The Dr's assertion that you won't be med boarded because of force-wide retention issues is incorrect. If you have a provider that is unwilling to refer you, and you know in your heart of hearts that you should be referred, find another physician.

I'll add also that you need to be absolutely sure that you want to be medboarded. The entire process itself is grueling. I'm at 19 months from initial referral. A lot of people get an unfair shake out of it, whether initially or over the course of years of filing claims/appeals/HLR. Read about the benefits/differences between being medically separated or retired vs just separating. Try to rate your conditions yourself using the VARSD, see if you would potentially hit 30% or more required for medical retirement. Use the MSD (medical standards directory) to see if the AF considers your conditions to be unfitting. Since you mentioned your hips, I'll use myself as an example. The VA rated me 30% for hip impingement/labral scarring, but the condition wasn't actually unfitting for the Air Force and consequently not addressed by the MEB (only my back and radiculopathy: 40%, 10%, 10%).
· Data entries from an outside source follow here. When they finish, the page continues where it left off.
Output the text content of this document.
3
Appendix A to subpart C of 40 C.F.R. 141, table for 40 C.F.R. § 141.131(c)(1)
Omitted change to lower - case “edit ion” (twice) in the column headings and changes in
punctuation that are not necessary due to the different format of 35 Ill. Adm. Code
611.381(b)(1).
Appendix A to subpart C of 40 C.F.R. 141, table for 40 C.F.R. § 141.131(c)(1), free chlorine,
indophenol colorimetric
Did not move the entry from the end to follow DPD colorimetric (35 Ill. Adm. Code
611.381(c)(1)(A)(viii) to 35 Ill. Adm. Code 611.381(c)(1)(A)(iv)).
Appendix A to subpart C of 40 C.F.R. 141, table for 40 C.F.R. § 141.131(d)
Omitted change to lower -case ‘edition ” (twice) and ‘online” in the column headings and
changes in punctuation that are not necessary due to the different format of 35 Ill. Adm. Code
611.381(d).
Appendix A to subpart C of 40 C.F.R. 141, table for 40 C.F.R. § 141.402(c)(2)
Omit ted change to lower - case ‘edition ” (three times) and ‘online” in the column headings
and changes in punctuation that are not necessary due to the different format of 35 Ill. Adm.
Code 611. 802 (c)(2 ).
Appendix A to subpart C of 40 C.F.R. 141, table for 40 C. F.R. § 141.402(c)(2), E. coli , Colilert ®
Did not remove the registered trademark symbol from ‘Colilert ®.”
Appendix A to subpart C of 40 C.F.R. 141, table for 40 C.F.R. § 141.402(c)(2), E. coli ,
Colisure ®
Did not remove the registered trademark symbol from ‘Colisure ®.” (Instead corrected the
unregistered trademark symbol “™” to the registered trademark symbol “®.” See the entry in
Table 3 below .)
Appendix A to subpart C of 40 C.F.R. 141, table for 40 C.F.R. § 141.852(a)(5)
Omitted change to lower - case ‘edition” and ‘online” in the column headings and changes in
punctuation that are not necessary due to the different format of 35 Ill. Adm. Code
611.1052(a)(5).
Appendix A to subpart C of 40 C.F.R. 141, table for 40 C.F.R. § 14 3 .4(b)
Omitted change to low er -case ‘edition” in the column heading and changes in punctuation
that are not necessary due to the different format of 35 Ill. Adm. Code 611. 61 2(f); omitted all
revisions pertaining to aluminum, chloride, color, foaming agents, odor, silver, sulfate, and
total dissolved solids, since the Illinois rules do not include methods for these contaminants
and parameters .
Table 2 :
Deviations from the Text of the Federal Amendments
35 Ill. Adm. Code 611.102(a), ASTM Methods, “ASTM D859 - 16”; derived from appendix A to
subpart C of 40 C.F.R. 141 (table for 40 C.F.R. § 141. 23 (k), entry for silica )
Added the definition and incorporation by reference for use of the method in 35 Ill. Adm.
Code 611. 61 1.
Thanks for all the info, you made more sense of it then anyone has. Currently I'm going back to AMRO this month, I called PA who said she is going to get me where I need to go. She also said she will be at the AMRO in my behalf (well see how true it is). As far as the med-sep/ret I will look at the sources you provided. I have been telling them I haven't been able to sleep, sit or stand, let alone run. For my job we are outside the wire and I am def not fit for whatever incident may occur. However that only my left hip, they havent addressed the numbness and tingling in my leg or the I developed impingements on my right hip. But hopefully AMRO moves things forward and we can see how things go from there.

Last question, so we're you referred for your left hip and your back addressed your back for MEB? Or you have been referred for back seperatly?